Ketika menara pengepungan runtuh, ia begitu terkejut hingga jantungnya hampir berhenti berdetak. Urgensi situasi memaksanya untuk mengikuti perintah, tetapi ia tidak senang karenanya.
Sekuat apa pun dia, ada batasnya. Bagaimana mungkin dia bisa begitu gegabah menjerumuskan diri ke dalam bahaya?
Dia mempertimbangkan untuk menangkap Ghislain dan melarikan diri saat itu juga, bahkan mungkin membawa Runestone bersamanya.
“Tidak apa-apa. Aku menahan diri, sungguh. Jangan terlalu khawatir, ya?”
“Menahan diri? Kalau ini yang kautahan, lain kali kau akan menyerbu ke kamp musuh sendirian!”
“Ha ha ha!”
“Mengapa kamu tidak menyangkalnya!”
Belinda berteriak, tetapi Ghislain hanya tertawa dan mengganti topik pembicaraan.
“Baiklah, kita akan lebih sibuk lagi lain kali, jadi pastikan semua orang beristirahat dengan cukup.”
Para tentara bayaran berteriak dari segala penjuru menanggapi kata-katanya.
“Bos, istirahatlah! Kamu yang paling banyak kerja hari ini!”
“Hei, Gordon, aku yakin kamu hampir kencing karena takut! Apa kamu bisa menahannya kali ini?”
“Bajingan! Aku di depan, menahan mereka!”
“Bos, bagaimana lututmu? Kudengar kau pernah tertembak panah di sana, tapi kau melayang-layang hari ini seolah-olah tidak ada apa-apanya!”
“Apapun itu, kita tinggal ikuti bosnya, dan kita akan baik-baik saja!”
Pada titik ini, para tentara bayaran tampaknya siap mengikuti Ghislain ke neraka itu sendiri.
Mereka masih belum sepenuhnya memahami situasinya, tetapi itu tidak masalah. Yang mereka butuhkan hanyalah keyakinan bahwa, jika mereka mengikuti perintah, mereka akan menang. Keyakinan itu saja sudah cukup.
Ghislain memperhatikan para tentara bayaran yang riuh itu, tersenyum sambil berbalik.

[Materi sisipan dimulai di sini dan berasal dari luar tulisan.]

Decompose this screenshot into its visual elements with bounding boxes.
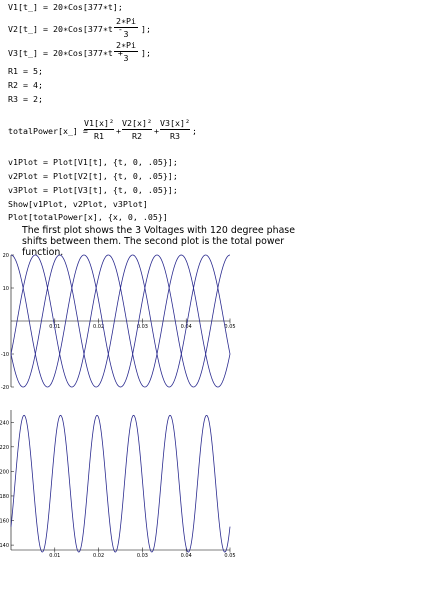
fraction-numerator: 2∗Pi (116, 40, 136, 50)
code-line-show: Show[v1Plot, v2Plot, v3Plot] (8, 199, 148, 209)
fraction-bar (84, 129, 114, 130)
fraction-numerator: V1[x]² (84, 118, 114, 128)
y-tick-label: 10 (3, 286, 9, 292)
power-term-3: V3[x]² R3 (160, 118, 190, 141)
code-line-v2plot: v2Plot = Plot[V2[t], {t, 0, .05}]; (8, 171, 178, 181)
semicolon: ; (192, 126, 197, 136)
y-tick-label: -20 (1, 385, 9, 391)
v3-fraction: 2∗Pi 3 (114, 40, 138, 63)
code-line-v1: V1[t_] = 20∗Cos[377∗t]; (8, 2, 123, 12)
plus-sign: + (116, 126, 121, 136)
code-line-v3-suffix: ]; (141, 48, 151, 58)
fraction-numerator: V2[x]² (122, 118, 152, 128)
y-tick-label: 140 (0, 543, 9, 549)
fraction-denominator: R2 (132, 131, 142, 141)
code-line-r1: R1 = 5; (8, 66, 43, 76)
x-tick-label: 0.04 (181, 553, 192, 559)
x-tick-label: 0.03 (137, 553, 148, 559)
code-line-v2-prefix: V2[t_] = 20∗Cos[377∗t - (8, 24, 123, 34)
code-line-power-plot: Plot[totalPower[x], {x, 0, .05}] (8, 212, 168, 222)
y-tick-label: 240 (0, 420, 9, 426)
code-line-v1plot: v1Plot = Plot[V1[t], {t, 0, .05}]; (8, 157, 178, 167)
power-term-2: V2[x]² R2 (122, 118, 152, 141)
x-tick-label: 0.03 (137, 324, 148, 330)
fraction-bar (160, 129, 190, 130)
fraction-denominator: R1 (94, 131, 104, 141)
fraction-numerator: V3[x]² (160, 118, 190, 128)
code-line-totalpower-prefix: totalPower[x_] = (8, 126, 88, 136)
fraction-bar (122, 129, 152, 130)
series-line-1 (10, 414, 231, 553)
x-tick-label: 0.01 (49, 553, 60, 559)
y-tick-label: -10 (1, 352, 9, 358)
code-line-v3-prefix: V3[t_] = 20∗Cos[377∗t + (8, 48, 123, 58)
x-tick-label: 0.05 (224, 324, 235, 330)
plus-sign: + (154, 126, 159, 136)
voltage-plot: 0.01 0.02 0.03 0.04 0.052010-10-20 (1, 253, 236, 391)
total-power-plot: 0.01 0.02 0.03 0.04 0.05 240 220 200 180 160 140 (0, 410, 236, 559)
code-line-r3: R3 = 2; (8, 94, 43, 104)
y-tick-label: 20 (3, 253, 9, 259)
x-tick-label: 0.02 (93, 324, 104, 330)
y-tick-label: 200 (0, 469, 9, 475)
x-tick-label: 0.02 (93, 553, 104, 559)
x-tick-label: 0.05 (224, 553, 235, 559)
y-tick-label: 220 (0, 445, 9, 451)
code-line-v2-suffix: ]; (141, 24, 151, 34)
y-tick-label: 160 (0, 519, 9, 525)
y-tick-label: 180 (0, 494, 9, 500)
fraction-denominator: R3 (170, 131, 180, 141)
code-line-v3plot: v3Plot = Plot[V3[t], {t, 0, .05}]; (8, 185, 178, 195)
fraction-bar (114, 27, 138, 28)
fraction-numerator: 2∗Pi (116, 16, 136, 26)
v2-fraction: 2∗Pi 3 (114, 16, 138, 39)
code-line-r2: R2 = 4; (8, 80, 43, 90)
power-term-1: V1[x]² R1 (84, 118, 114, 141)
fraction-bar (114, 51, 138, 52)
fraction-denominator: 3 (123, 29, 129, 39)
fraction-denominator: 3 (123, 53, 129, 63)
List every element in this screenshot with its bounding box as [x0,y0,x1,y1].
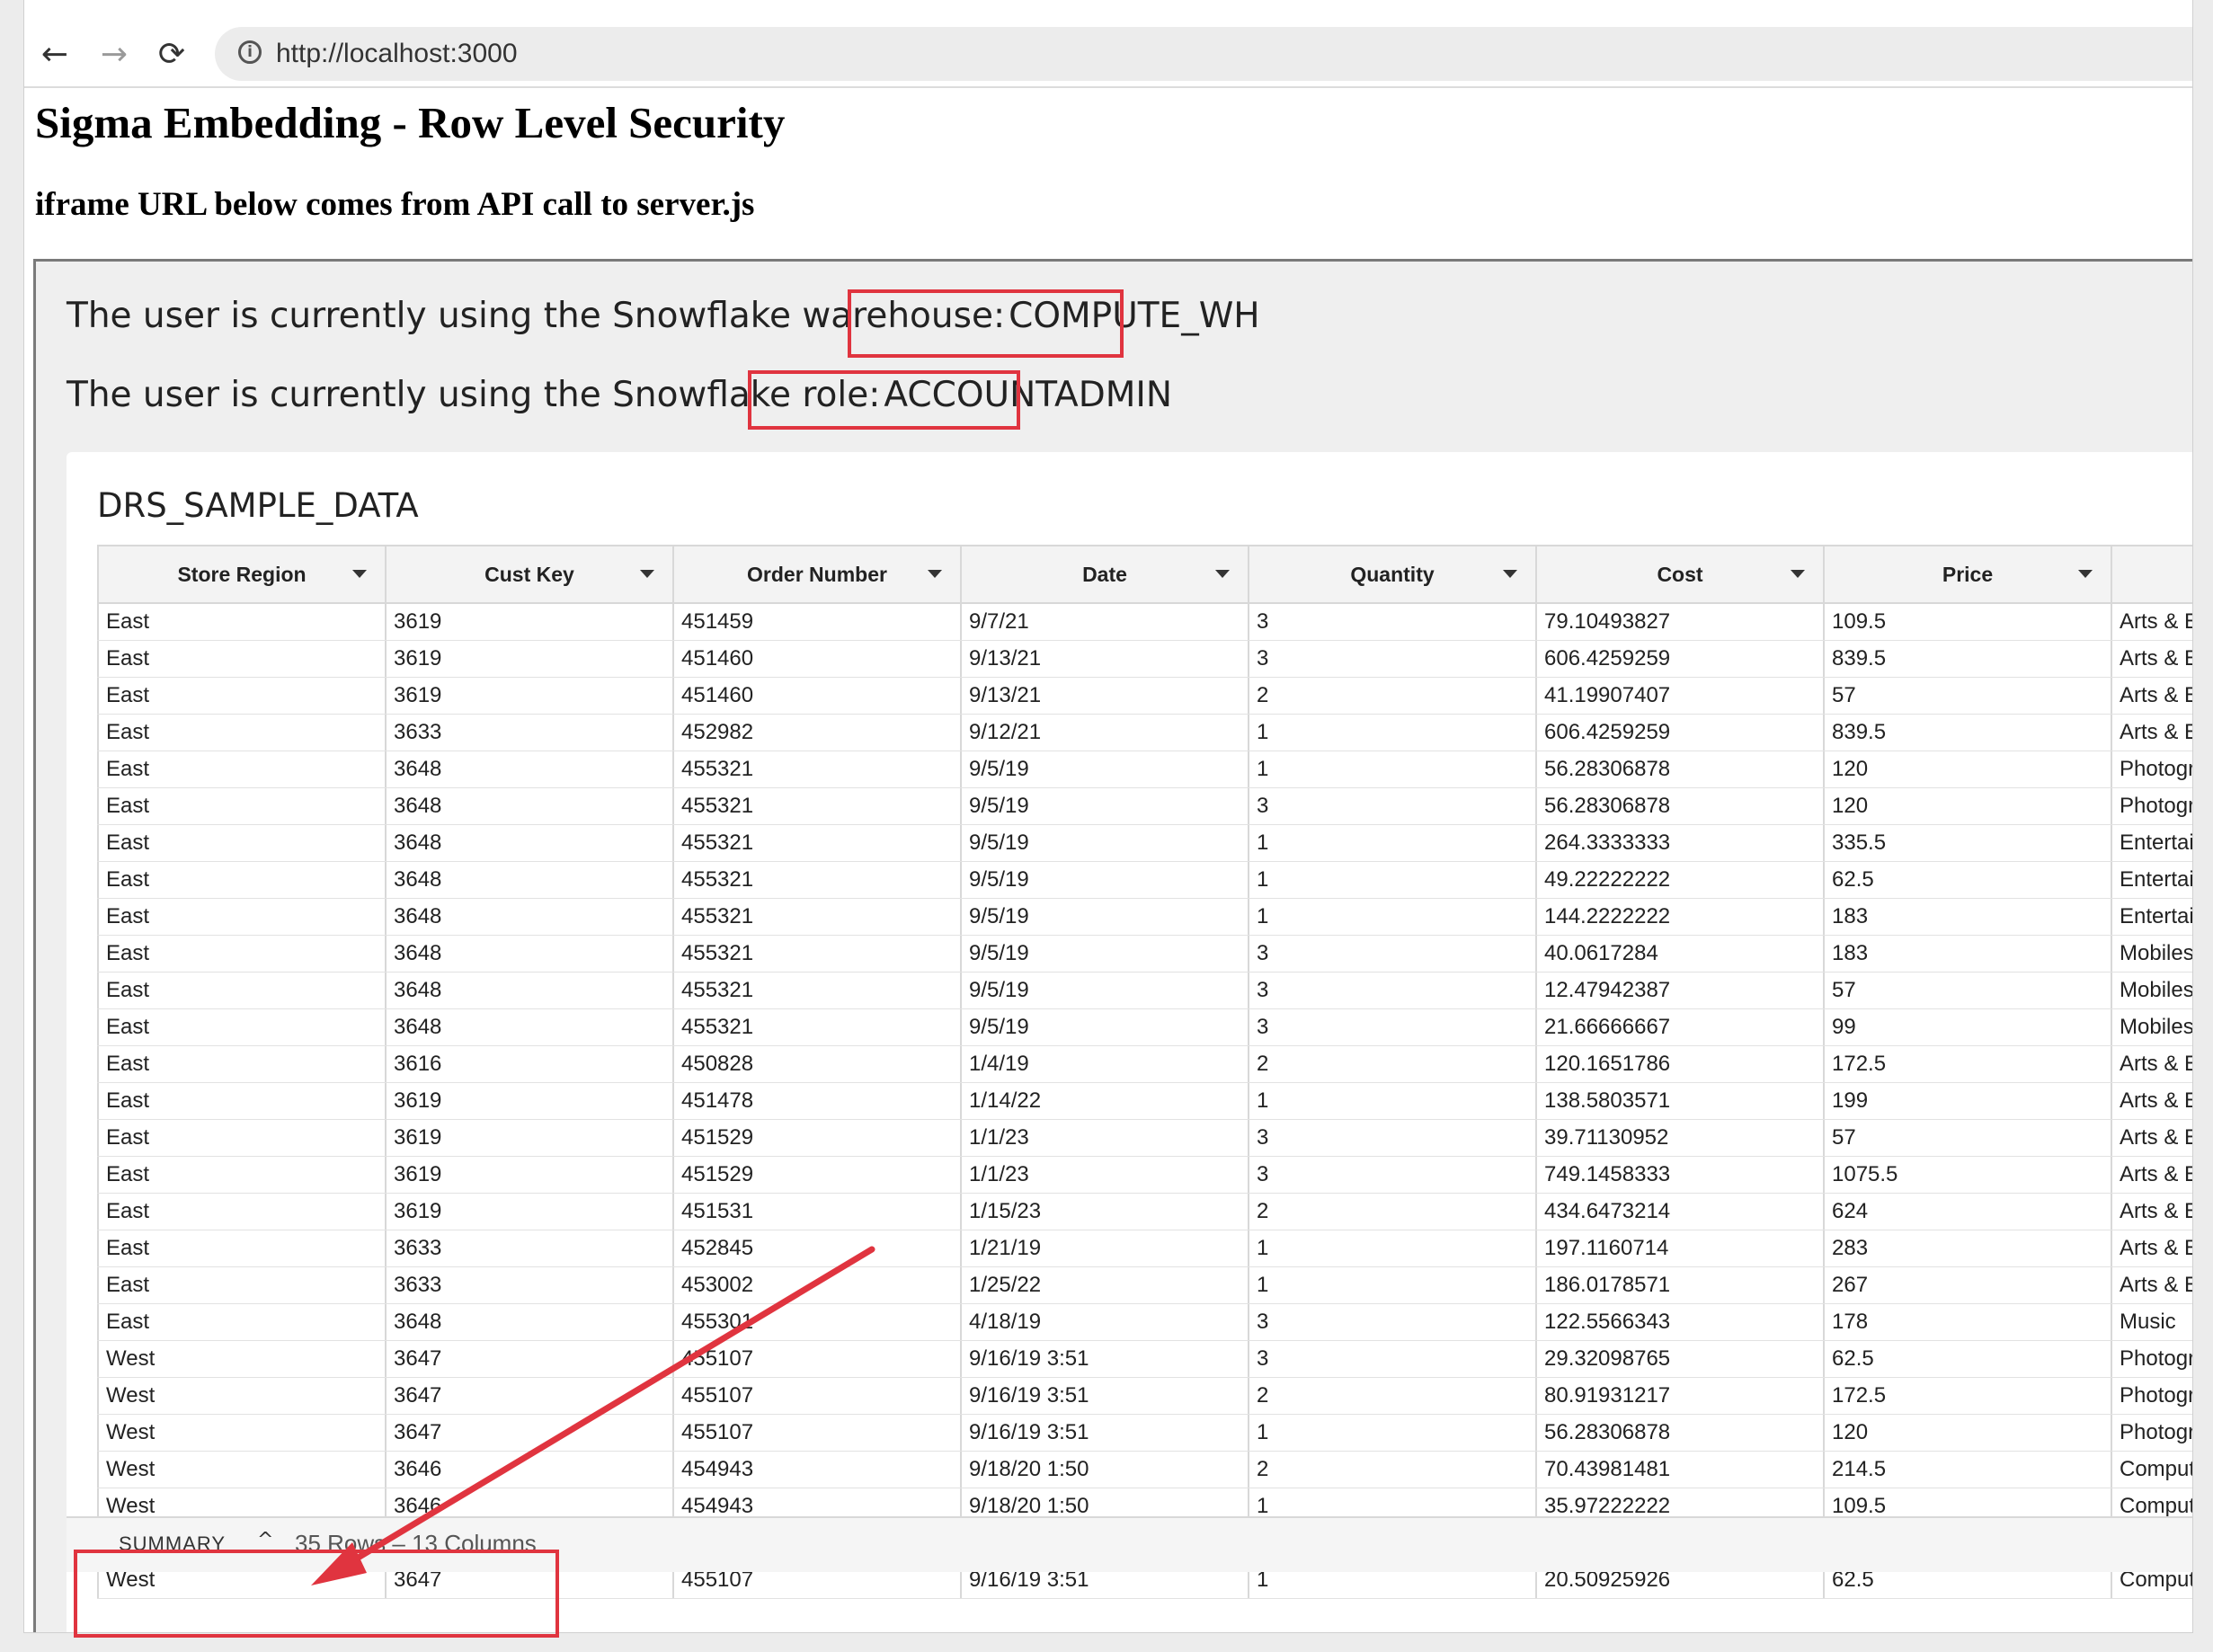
annotation-arrow-icon [311,1246,875,1585]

Dalam sekejap itu, ekspresinya berubah dingin.
“Mereka belum menunjukkan kemampuan penuh mereka.”
Baru dua hari. Di hari pertama, mereka bahkan belum mencoba menyerang, dan serangan hari ini pun belum sepenuhnya berhasil.
“Mereka sedang menguji coba. Sekarang rencana mereka gagal, mereka akan bertindak berbeda.”
Musuh tidak akan mengulangi kesalahan yang sama setelah menerima pukulan telak dari Ghislain. Setelah melihat kekuatan tentara bayarannya, mereka akan beradaptasi.
“Jika mereka mengerahkan segenap kemampuan yang mereka miliki, akan sulit menahan mereka.”
Mereka masih memiliki tiga menara pengepungan dan ribuan pasukan yang siap siaga.
Musuh pun enggan menunda-nunda, mengingat pasokan mereka yang terbatas. Mereka ingin menyelesaikan masalah ini dengan cepat.
Dan itulah situasi yang diinginkan Ghislain—dan telah direkayasa.
“Hanya akan ada satu kesempatan.”
Pertarungan sesungguhnya baru saja dimulai.